Speaking to the past is easy. For instance, here at Intellectual Roundtable, we previously asked the question: What advice would you give your past self?
Such a question is relatively common in our society, and it is easy to see why. Even though to your past self, the future is a mystery, your present self knows what happens. You have the advantage of knowing how it all turns out.
Listen to a podcast where Michael and Lee discuss a related question: ‘What are you waiting for?’ We also discuss a bonus question: ‘Are science and religion compatible?’
However, to your present self, the future is unknown, perhaps even unknowable. So what do you say to the unknown?

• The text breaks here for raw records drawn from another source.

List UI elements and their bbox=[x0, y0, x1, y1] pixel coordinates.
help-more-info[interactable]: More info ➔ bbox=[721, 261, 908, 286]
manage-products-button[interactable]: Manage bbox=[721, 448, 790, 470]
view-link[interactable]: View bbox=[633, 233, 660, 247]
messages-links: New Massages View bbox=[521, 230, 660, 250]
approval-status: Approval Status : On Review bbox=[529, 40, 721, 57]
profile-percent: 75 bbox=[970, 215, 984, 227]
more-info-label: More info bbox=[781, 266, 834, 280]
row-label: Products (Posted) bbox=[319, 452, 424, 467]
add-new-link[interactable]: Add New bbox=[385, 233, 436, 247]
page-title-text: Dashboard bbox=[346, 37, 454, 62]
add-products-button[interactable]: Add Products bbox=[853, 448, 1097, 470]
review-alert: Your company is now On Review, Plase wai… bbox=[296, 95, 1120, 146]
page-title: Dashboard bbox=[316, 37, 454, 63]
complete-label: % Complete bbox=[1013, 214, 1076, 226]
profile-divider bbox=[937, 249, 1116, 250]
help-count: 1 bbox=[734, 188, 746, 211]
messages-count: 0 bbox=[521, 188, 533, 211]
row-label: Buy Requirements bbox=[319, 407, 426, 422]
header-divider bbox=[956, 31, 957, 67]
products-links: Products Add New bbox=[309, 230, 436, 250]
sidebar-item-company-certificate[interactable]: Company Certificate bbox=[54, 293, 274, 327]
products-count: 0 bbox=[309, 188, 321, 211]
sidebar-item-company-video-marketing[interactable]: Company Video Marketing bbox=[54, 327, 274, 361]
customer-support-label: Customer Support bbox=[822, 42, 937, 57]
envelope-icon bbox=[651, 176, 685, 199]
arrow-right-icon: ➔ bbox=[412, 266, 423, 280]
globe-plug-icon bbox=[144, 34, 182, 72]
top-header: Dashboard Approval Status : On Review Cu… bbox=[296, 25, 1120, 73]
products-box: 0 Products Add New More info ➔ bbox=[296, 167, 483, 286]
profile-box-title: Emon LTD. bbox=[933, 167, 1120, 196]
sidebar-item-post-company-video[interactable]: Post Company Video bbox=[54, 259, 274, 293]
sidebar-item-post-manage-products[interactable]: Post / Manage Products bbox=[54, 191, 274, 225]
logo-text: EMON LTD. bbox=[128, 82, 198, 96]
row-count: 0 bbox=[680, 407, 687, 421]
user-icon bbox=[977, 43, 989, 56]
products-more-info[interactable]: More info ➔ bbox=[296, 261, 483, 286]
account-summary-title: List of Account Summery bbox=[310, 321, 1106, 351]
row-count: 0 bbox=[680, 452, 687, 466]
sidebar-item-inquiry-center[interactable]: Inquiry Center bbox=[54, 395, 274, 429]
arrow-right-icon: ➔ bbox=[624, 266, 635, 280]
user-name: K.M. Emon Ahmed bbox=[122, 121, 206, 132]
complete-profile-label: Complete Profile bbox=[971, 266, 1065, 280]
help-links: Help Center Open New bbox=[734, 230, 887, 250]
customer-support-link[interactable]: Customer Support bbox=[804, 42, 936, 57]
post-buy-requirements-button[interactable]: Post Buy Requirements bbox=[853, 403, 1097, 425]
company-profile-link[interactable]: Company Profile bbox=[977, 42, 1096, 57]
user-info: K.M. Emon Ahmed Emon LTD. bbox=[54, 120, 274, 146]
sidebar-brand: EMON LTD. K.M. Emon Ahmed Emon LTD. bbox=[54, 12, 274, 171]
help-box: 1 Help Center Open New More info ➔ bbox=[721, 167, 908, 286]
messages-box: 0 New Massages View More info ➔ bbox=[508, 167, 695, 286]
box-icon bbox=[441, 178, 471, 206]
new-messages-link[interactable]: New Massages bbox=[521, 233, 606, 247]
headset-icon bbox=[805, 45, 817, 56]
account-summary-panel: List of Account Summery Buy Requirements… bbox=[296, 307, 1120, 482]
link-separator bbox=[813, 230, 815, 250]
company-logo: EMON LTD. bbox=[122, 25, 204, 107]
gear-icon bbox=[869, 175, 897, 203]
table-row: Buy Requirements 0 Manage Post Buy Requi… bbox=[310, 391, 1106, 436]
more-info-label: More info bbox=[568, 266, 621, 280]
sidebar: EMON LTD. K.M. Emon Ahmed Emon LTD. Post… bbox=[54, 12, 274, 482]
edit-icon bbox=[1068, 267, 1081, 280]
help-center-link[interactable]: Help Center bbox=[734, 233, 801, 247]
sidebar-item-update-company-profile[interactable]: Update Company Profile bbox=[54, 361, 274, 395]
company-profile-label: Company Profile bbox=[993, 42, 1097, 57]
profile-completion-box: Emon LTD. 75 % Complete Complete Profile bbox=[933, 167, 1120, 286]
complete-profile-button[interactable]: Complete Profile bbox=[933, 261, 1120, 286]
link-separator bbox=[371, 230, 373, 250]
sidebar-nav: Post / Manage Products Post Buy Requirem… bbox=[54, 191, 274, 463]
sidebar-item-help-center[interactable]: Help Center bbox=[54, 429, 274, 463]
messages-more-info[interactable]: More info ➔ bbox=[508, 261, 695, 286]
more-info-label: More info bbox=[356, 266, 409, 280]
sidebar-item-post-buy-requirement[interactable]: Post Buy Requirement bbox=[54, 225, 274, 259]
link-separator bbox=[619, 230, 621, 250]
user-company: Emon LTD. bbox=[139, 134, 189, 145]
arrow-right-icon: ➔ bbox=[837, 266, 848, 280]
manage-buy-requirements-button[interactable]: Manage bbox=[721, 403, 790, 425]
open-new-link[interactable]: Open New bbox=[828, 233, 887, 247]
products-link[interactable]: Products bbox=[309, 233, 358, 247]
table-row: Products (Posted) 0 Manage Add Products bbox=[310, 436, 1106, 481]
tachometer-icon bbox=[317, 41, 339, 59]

You might even have some idea of what to tell yourself a decade on (or more). But what about someone a hundred, five hundred, or a thousand years from now? What information would you try to convey? How is it different from sending a message in the present moment, to the other side of the world?
Of course, we have a version of talking through time already. After all, isn’t that what writers do? What is, say, the novel Frankenstein, if it is not Mary Shelley taking to us from the 1800s? Was Homer speaking to people more than a thousand years later when he wrote the Iliad and the Odyssey?
So the technology exists to send a message forward in time. How would you use it? What would you say to people in the future?